Auf dem Weg zum Auto ärgerte ich mich, nicht Klartext gesprochen zu haben. Über die Stirn, Menschen diesen heruntergekommenen Schuhkarton für Geld anzubieten. Und über die Ansicht, dass ein auch nur halbwegs geistesgesunder Nachmieter zunächst ein paar dicke Scheine und eine Menge Arbeit investieren muss, um sich dort auch nur 5 Minuten lang wohl zu fühlen, um sich dann möglicherweise noch mit dem Vermieter wegen schimmeliger Ecken und morscher Draußenheizfenster streiten zu müssen. Das würde ich beim nächsten Mal bestimmt besser machen und mit meiner Meinung nicht hinterm Berg halten. Man lernt ja auch an solchen Dingen.

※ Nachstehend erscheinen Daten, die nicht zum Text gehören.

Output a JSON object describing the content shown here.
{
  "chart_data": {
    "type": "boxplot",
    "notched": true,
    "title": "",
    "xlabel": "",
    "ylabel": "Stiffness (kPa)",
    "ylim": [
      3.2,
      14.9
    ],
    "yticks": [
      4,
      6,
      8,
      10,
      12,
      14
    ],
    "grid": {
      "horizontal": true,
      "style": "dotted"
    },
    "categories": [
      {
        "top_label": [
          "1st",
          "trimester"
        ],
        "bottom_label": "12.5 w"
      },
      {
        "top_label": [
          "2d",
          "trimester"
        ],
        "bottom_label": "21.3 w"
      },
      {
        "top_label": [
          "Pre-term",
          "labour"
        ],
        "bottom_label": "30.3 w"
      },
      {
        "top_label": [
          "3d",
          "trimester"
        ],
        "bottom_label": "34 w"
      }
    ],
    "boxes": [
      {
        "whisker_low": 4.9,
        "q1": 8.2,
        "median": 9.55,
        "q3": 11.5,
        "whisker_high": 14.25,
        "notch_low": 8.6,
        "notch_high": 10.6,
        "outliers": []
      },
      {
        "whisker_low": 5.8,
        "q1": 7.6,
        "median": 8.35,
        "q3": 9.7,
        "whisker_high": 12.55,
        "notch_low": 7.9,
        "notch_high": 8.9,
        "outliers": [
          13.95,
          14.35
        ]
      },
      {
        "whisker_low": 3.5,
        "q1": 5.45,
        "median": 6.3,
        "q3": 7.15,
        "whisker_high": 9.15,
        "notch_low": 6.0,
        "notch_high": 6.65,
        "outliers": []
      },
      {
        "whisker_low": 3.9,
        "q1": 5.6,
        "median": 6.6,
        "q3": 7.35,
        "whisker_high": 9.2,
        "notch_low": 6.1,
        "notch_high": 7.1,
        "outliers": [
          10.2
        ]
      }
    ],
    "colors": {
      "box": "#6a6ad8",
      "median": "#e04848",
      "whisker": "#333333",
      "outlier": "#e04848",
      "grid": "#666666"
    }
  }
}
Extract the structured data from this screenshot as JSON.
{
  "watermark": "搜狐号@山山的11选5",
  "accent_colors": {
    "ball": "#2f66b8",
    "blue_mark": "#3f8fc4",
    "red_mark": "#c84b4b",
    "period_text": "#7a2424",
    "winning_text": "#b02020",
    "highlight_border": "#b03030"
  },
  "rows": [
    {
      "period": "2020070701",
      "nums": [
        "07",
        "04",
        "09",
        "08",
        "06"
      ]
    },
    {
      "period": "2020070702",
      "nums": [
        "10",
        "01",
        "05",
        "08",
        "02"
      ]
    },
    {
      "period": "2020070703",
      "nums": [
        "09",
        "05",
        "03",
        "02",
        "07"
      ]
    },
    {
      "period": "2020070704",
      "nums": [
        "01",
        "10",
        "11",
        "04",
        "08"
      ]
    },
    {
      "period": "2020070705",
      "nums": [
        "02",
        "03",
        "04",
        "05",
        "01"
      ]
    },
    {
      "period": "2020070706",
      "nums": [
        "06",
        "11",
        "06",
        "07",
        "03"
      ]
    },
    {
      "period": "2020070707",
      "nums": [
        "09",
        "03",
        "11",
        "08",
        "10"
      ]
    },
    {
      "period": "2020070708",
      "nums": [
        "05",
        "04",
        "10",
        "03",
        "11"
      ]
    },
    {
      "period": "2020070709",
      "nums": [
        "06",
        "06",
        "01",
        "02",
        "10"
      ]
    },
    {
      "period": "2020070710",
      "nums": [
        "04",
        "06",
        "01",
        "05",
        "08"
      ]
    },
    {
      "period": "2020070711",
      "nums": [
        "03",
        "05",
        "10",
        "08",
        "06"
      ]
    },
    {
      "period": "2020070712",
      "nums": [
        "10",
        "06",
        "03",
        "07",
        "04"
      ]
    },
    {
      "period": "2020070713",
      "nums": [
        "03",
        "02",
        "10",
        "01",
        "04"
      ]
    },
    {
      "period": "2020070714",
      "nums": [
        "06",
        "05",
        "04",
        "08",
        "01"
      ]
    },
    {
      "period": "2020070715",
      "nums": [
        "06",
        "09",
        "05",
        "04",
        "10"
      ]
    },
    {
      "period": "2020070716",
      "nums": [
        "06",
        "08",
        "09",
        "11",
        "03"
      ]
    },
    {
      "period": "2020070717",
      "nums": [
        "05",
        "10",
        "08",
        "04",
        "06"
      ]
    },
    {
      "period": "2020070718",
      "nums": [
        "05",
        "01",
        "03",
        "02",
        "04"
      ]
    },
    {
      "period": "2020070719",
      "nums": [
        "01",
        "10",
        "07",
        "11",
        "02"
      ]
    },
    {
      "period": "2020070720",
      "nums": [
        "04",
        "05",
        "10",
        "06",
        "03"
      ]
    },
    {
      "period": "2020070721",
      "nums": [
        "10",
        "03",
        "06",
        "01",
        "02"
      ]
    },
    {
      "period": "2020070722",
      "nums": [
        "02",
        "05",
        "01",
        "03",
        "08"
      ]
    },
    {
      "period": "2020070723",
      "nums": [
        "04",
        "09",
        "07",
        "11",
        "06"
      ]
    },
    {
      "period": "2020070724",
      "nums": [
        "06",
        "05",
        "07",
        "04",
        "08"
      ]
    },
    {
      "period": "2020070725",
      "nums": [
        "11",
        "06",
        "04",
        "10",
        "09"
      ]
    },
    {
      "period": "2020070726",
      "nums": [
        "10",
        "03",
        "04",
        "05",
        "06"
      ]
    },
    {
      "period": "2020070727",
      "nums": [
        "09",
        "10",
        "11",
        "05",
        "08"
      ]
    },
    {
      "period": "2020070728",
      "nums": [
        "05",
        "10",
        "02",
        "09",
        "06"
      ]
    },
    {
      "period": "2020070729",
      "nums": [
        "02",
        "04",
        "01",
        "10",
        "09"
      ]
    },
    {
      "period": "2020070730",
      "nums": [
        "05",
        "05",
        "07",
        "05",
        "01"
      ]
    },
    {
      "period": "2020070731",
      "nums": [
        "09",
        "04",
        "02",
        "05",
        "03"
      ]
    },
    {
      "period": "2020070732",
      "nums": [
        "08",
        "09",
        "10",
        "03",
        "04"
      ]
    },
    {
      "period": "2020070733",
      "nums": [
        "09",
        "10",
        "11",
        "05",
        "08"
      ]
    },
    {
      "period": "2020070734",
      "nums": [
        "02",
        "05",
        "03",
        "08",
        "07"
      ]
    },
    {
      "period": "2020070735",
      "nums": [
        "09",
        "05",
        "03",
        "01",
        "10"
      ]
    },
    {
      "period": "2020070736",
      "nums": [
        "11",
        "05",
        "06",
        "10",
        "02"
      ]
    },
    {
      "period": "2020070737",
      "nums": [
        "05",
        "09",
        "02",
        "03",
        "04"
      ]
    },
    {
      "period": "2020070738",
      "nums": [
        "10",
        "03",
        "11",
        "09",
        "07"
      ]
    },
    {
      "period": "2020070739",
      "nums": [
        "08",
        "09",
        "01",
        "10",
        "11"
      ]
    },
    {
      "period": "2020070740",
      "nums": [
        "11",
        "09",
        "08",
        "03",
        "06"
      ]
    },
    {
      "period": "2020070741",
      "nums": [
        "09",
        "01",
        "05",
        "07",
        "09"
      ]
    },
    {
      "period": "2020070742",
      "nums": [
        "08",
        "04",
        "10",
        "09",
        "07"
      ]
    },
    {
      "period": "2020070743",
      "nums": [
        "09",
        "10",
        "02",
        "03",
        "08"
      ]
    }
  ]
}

Der Status „Universitätsstadt“ macht die Zustände auf dem Wohnungsmarkt nun leider nicht besser. Ich bin sicher, unter den anderen konnten einige Bewerber nicht so zimperlich sein und haben diese Behausung dankend genommen. Vielleicht sollten wir Landeier uns ja nur ein dickeres Fell zulegen und uns abgewöhnen, die hiesigen, geleckten Heidschibumbeidschi-Zustände auf Mietwohnungen in der Stadt übertragen zu wollen. Vielleicht bleibt Dixie aber auch besser erstmal hier wohnen, zumal sie selbst den Hintern diesbezüglich gerade nicht besonders hoch kriegt. Zum Glück eilt’s ja noch nicht besonders.